Foto: Aleac
A posse do deputado estadual Afonso Fernandes na presidência do Parlamento Amazônico para o biênio 2026-2027 marca a terceira vez que o Acre assume o comando da entidade que reúne os nove estados da Amazônia Legal. O deputado estadual José Luís Tchê (PDT), ex-secretário de Estado de Agricultura e ex-presidente do próprio Parlamento Amazônico, destacou o peso político da articulação regional para fortalecer as pautas amazônicas no Congresso Nacional.
Segundo ele, o Parlamento Amazônico, criado em 1999, consolidou-se como instrumento estratégico de união das bancadas estaduais em defesa de interesses comuns. “Somos nove estados da Amazônia Legal. Se falarmos em números, ultrapassamos 90 deputados federais e representamos um terço do Senado Federal. Quando juntamos forças, a nossa pauta ganha dimensão nacional”, afirmou.
O parlamentar ressaltou ainda que estados como Acre e Rondônia enfrentam desafios semelhantes e que a atuação conjunta amplia a capacidade de negociação em temas sensíveis ao desenvolvimento regional.
Tchê lembrou que o Acre já presidiu a entidade em duas ocasiões anteriores: em 2004-2005 e em 2012-2013. Para ele, a eleição de Afonso Fernandes representa continuidade e fortalecimento da agenda amazônica. “Tenho certeza de que as pautas que levaremos terão apoio dos demais estados.

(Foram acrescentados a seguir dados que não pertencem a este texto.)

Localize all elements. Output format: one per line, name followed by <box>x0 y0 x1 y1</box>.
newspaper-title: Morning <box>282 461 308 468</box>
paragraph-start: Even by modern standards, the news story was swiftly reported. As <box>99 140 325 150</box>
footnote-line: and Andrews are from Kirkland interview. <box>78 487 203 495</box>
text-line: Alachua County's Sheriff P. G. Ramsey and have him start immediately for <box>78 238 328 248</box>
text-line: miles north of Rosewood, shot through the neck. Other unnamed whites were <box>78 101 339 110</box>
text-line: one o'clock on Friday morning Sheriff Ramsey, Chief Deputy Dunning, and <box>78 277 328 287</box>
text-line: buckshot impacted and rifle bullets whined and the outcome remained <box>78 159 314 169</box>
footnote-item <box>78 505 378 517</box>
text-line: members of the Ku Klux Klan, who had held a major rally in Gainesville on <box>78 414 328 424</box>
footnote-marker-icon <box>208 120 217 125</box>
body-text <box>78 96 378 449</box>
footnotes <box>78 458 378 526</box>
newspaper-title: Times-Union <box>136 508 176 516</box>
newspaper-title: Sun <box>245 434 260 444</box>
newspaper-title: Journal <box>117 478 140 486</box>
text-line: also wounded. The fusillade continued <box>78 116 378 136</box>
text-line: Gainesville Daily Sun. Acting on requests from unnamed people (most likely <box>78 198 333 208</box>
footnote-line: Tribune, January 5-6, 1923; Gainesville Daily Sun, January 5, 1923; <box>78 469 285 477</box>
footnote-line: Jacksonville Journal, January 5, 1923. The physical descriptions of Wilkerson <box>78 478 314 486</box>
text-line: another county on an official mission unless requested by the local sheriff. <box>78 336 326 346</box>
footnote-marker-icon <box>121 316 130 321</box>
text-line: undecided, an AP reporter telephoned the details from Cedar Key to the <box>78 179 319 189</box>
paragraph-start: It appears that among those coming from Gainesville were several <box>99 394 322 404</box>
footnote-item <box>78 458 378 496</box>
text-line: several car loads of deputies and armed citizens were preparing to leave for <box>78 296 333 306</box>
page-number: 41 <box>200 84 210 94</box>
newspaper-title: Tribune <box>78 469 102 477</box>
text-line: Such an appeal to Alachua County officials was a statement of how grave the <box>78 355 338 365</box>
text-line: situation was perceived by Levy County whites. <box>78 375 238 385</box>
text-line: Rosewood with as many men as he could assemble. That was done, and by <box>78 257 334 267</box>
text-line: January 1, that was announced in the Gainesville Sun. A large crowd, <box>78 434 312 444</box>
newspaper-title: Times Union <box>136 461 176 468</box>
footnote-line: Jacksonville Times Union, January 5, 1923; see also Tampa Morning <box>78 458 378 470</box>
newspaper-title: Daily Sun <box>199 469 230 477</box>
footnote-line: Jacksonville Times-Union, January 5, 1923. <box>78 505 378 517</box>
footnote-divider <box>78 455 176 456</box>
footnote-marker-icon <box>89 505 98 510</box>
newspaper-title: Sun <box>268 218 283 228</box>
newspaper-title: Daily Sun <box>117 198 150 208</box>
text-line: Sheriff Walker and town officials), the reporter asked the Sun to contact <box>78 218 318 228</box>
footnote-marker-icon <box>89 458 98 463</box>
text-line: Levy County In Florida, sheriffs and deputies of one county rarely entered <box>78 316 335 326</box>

Isso nos dá peso no debate nacional”, declarou.
O deputado também citou a importância da União Nacional dos Legisladores e Legislativos Estaduais (Unale) como suporte institucional ao Parlamento Amazônico. Ex-presidente da entidade, ele classificou a Unale como “o sindicato das Assembleias Legislativas”, destacando mobilizações recentes, como a marcha de deputados estaduais a Brasília para discutir a dívida dos estados com o governo federal. O parlamentar lembrou ainda projetos debatidos no âmbito nacional e implementados no Acre, como a CNH Social e o Procon Legislativo, este último aprovado há mais de dez anos e ainda pendente de instalação.
A nova gestão do Parlamento Amazônico deverá priorizar temas estruturantes para a região, como desenvolvimento econômico, sustentabilidade, infraestrutura e equilíbrio federativo, buscando ampliar a influência política da Amazônia nas decisões estratégicas do país.